Creating an Open Enrollment Compliance Checklist
All told, the experts on this webinar covered a wide range of compliance insights and tips to inform your business’s procedures and workflows ahead of the upcoming Open Enrollment cycle. Take your compliance support to the next level by using these best practices to build a complete compliance checklist.
- Identify TCPA and Medicare marketing risk within your organization. Audit your practice and partners—everything from consumer outreach procedures and vendors, to agents and TPMOs—to evaluate areas of risk and exposure.
- Implement policies and procedures—and training—around DNC rules and consent. Analyze and improve your internal DNC practice and ensure all agents and partners are up to speed.
- Rely on vendors with compliance solutions, including DNC.com and ActiveProspect, which can be integrated with your dialer software.
- Manage your vendors.

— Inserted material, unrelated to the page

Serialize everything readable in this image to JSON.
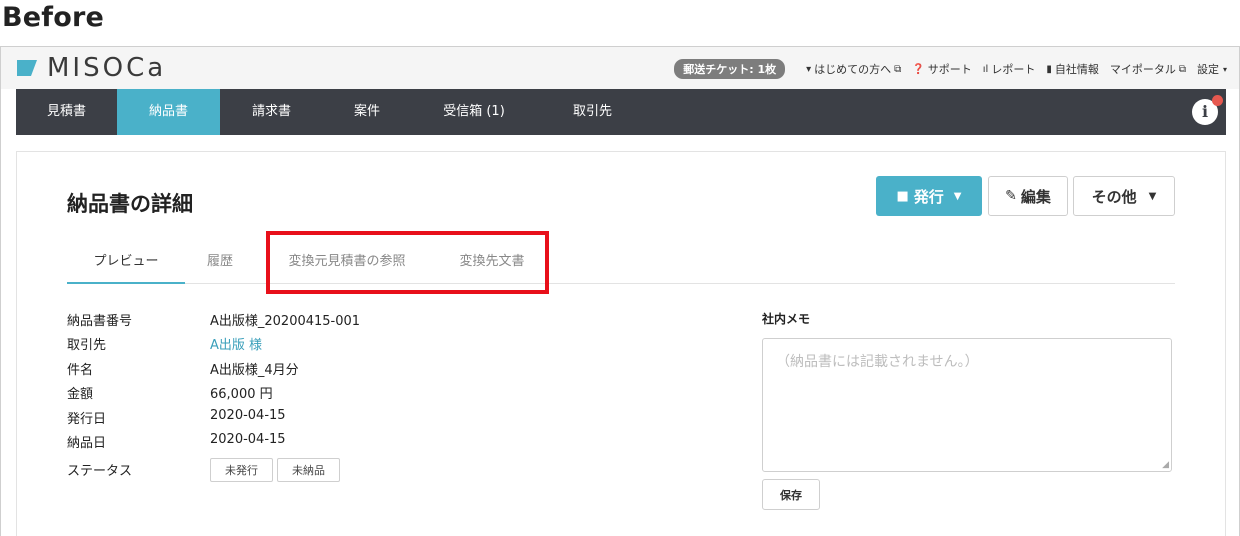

Especially under the new CMS guidelines, it’s essential to know who you’re working with. CMS is clearly increasing its compliance oversight of Medicare-related sales and marketing activities.
- Evaluate contract terms. Talk to your partners about reasonable terms so that you both have the same standards in place and that liability obligations are understood.
- Manage claims and serial litigators. Utilize litigator scrubbing tools—such as the one from DNC.com—and have a process in place to deal with (the often-fraudulent) claims that arise from litigators.